Abstract: BACKGROUND: Delay to breast cancer diagnosis following an abnormal screening result is associated with anxiety and personal disruption. We assessed the patterns and timeliness of diagnostic follow-up after breast cancer screening for women with abnormal results who attended organized screening programs in 7 provinces. METHODS: Using data from the Canadian Breast Cancer Screening Database, we identified 203,141 women aged 50-69 years who underwent screening in 1996 through provincially organized breast cancer screening programs in British Columbia, Alberta, Saskatchewan, Manitoba, Ontario, Nova Scotia and Newfoundland. We prospectively followed women with an abnormal screening result through to the completion of the assessment process. We evaluated the waiting times from screening examination to first assessment, from screening examination to first imaging, from screening examination to diagnosis and from first assessment to diagnosis for 13,958 women, stratified according to screening program, mode of detection, whether a biopsy was performed and whether cancer was diagnosed.
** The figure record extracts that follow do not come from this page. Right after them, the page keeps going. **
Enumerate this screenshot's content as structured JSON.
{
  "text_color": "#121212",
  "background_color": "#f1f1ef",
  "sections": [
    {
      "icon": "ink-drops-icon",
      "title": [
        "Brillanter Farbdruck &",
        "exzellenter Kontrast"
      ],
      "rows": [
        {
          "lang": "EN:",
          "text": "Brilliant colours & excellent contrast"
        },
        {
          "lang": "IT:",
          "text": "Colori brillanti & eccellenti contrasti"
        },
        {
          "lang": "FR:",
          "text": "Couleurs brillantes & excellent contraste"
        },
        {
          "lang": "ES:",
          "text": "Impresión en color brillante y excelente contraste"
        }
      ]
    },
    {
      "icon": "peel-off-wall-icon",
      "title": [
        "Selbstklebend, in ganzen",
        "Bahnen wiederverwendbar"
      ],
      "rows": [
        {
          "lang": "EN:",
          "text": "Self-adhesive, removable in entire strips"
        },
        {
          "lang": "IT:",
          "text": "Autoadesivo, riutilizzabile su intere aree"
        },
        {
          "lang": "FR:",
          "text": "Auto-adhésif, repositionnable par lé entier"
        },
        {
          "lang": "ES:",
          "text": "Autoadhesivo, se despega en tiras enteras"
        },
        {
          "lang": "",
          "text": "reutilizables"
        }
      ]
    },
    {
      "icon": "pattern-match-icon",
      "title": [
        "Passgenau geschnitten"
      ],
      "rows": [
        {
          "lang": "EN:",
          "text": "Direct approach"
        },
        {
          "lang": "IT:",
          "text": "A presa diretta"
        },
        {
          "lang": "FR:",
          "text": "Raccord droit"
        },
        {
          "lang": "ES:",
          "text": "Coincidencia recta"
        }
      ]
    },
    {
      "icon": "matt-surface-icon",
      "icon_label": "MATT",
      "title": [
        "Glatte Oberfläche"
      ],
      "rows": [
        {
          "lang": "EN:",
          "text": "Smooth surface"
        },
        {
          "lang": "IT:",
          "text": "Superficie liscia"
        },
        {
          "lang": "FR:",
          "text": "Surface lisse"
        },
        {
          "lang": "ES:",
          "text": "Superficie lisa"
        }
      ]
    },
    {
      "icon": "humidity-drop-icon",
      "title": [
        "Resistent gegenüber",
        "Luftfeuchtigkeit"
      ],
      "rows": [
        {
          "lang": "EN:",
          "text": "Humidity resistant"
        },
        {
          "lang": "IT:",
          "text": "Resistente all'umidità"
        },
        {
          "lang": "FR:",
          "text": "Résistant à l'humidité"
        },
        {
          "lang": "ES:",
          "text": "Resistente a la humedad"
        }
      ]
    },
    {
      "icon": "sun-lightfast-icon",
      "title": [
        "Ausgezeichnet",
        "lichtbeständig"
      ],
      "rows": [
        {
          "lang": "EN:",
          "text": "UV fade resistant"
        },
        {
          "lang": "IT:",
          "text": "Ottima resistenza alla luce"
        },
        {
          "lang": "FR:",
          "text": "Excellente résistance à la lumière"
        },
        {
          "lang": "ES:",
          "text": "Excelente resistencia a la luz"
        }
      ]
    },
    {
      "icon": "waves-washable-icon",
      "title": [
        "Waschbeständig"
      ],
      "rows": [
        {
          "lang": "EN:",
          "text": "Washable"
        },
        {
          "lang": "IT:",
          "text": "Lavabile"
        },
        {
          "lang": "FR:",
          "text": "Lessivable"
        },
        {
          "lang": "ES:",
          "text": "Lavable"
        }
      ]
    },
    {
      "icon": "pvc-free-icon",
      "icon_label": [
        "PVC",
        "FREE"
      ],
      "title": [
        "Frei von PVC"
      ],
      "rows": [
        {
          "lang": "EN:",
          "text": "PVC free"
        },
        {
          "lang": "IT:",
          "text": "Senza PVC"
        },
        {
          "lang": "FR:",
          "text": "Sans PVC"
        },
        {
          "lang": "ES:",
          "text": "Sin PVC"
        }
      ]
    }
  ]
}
RESULTS: We observed considerable variations between and within programs in the time to diagnosis. The median time from screening examination to first assessment was 2.6 weeks. The median time from screening examination to diagnosis was 3.7 weeks; this time increased to 6.9 weeks for women undergoing biopsy. Even when no biopsy was performed, 10% of the women waited 9.6 weeks or longer for a diagnosis, as compared with 15.0 weeks or longer for 10% of the women undergoing biopsy. Among the women who had a biopsy, the use of core biopsy was associated with a shorter median time to diagnosis than was open biopsy, and those found to have cancer had shorter waiting times than women with benign biopsy findings. INTERPRETATION: Women undergoing assessment of an abnormal breast cancer screening result waited many weeks for a diagnosis, especially when a biopsy was performed. To ensure that targets for timeliness, adopted nationally in 1999, are realized, improved models of care or dissemination of existing efficient techniques to reach a diagnosis will be needed.